Heute ist ihr der Austausch mit anderen Unternehmerinnen nach wie vor wichtig. Doch hat ihre Rolle sich etwas geändert: Heute ist sie eher Referentin und Mentorin; jene, die nach ihren Erfahrungen und Einschätzungen zur Wirtschaftswelt gefragt wird.

«Gerade für jüngere Frauen ist der Austausch mit anderen Frauen, beispielsweise über die Vereinbarkeit von Karriere und Familie, wertvoll», sagt sie.

Frauen in der Männerdomäne

Auch an der ETH schätzen Forscherinneren aus diesem Grund eigene Netzwerke. «Junge Frauen möchten auch Rollenmodelle sehen und erleben», erklärt Kristin Hoffmann von der Stelle für Chancengleichheit von Frau und Mann an der ETH. Zudem hoffen die Wissenschaftlerinnen, sich dank ihres Austausches insgesamt in der Forschungswelt sichtbarer zu machen.

«Die Forschung ist immer noch eine Männerdomäne, in denen Frauen oftmals keinen Zugang zu karriererelevanten Informationen haben», sagt sie.

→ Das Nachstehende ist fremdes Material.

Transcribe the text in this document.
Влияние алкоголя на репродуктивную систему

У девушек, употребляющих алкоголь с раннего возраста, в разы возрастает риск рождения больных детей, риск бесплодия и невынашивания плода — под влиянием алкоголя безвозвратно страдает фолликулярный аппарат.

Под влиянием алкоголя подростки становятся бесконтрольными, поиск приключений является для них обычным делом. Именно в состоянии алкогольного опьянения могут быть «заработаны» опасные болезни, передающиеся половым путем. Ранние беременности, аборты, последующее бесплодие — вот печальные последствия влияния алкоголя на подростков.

Für eine Forschungskarriere ist es beispielsweise wichtig zu wissen, wo und wann welche Mittel vergeben werden, wo man an welcher Konferenz teilnehmen soll. «Isoliert im eigenen Labor wird man nicht Professorin», sagt Hoffmann.

Und auch alleine im Gärtlein machen Frauen keine Karriere. «Frauennetzwerke sind gut, um sich auszutauschen und um sich gegebenenfalls auch im Networking zu üben», sagt Sita Mazumder, Wirtschaftsprofessorin am Institut für Finanzdienstleistungen Zug IFZ der Hochschule Luzern. Sie organisiert seit sieben Jahren die «Womens Business Conference» und forscht zu finanz- und frauenspezifischen Themen.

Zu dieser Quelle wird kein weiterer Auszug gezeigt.